Top tips for anyone doing O&G as an SHO:

  1. ALWAYS put in the biggest possible cannula – when these women bleed, they lose their entire circulating volume in minutes. Plus, its so satisfying doing locum shifts in ED, waltzing into resus and placing a grey cannula without batting an eyelid. SKILLS.
  2. Regardless how young, virginal, or skanky a woman is, she is pregnant until the labs have excluded it.
  3. Following on from this, it is an ectopic pregnancy until proven otherwise.
  4. You will be referred at least one woman who is legitimately on her period. A&E will inevitably want you to admit her.

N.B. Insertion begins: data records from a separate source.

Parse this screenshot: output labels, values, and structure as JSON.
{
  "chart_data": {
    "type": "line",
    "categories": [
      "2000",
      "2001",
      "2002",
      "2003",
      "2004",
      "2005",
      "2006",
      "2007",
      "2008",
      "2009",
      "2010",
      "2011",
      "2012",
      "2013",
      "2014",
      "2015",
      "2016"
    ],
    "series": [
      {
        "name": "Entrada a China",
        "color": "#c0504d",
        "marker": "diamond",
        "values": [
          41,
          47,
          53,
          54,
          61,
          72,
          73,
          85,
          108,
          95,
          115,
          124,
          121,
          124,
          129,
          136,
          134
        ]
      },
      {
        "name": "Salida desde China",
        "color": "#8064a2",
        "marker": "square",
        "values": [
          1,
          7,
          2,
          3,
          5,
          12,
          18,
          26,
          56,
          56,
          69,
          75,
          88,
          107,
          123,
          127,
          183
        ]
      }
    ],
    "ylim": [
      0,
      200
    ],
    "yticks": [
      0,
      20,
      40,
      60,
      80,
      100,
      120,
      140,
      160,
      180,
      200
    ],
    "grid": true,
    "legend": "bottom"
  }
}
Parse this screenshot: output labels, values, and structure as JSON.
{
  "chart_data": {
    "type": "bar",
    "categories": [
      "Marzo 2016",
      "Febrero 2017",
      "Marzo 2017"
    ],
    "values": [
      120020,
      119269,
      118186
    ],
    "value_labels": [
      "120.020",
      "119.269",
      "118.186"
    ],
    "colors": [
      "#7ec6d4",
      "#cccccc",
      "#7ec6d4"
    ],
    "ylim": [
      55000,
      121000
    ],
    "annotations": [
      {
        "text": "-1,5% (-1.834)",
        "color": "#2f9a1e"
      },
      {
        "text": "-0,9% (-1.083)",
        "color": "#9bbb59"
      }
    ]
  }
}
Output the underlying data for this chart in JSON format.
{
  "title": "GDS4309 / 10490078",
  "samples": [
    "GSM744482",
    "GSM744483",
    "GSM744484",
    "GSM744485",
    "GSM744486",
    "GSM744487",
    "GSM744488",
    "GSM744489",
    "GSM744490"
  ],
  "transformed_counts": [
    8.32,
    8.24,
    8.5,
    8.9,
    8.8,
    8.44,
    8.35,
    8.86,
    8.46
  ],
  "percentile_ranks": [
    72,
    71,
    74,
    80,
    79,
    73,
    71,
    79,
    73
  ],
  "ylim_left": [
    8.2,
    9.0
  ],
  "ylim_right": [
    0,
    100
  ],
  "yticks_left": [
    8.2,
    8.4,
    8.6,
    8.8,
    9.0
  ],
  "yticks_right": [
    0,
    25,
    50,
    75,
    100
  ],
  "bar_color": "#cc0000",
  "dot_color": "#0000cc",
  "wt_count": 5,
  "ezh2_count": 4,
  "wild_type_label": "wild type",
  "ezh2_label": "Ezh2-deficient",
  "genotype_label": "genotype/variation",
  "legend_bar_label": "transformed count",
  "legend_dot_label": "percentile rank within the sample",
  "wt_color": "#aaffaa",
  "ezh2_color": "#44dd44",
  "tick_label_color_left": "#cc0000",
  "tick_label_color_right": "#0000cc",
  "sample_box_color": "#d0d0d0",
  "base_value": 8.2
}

  5. Speculums are things we are ALL taught to do in medical school. The line from ED/UCC/Surgical/Medical Docs of “you’ll only repeat it anyway” is pure laziness, and their impression will be at least as good as yours. Whether you fight this one is personal choice. Frankly, it is irritating but not worth your breath.
  6. “Asian Pain Syndrome” is multiplied exponentially in pregnancy. 
  7. Headaches in pregnant people = NIGHTMARE. Even if it is definitely a migraine, you will go home convinced they have a thrombus and are going to die.
  8. Specialty tennis between surgeons and gynae for the women with abdominal pain helps no one. Gynae is seen as the easier option, which can be frustrating, but remember that there is a woman, possibly in agony, probably scared out of her mind, sat somewhere waiting for answers. Accept the patient. Get an USS. Yell at the surgeons later. 
  9. Secondarily to the above: Right Iliac Fossa pain in someone who still has their appendix is appendicitis until a surgeon has written that it is not. Regardless of how snarky they are on the phone. No one likes appendicitis because it is a difficult clinical rule-out, but that does not make it an ovarian cyst. Sort your shit out.
  10. “Gynae pathology” is NOT a diagnosis. I have had a lot of fun with this one. If they cannot give you a legitimate differential, then you don’t see the patient.
  11. Run absolutely EVERY decision by someone senior. Even prescribing antibiotics. Even following a guideline. They will look at you like a moron, but you get used to that pretty fast. There is no room for autonomous decisions in O&G, unless you want to be on the receiving end of a court case. Better to look like a moron than be proven one in court. 
  12. Remember this rotation is temporary. This is not your life. Soon you can be back doing something you enjoy, unless, of course, you are an O&G trainee, in which case, I salute you, and am getting you a psych evaluation.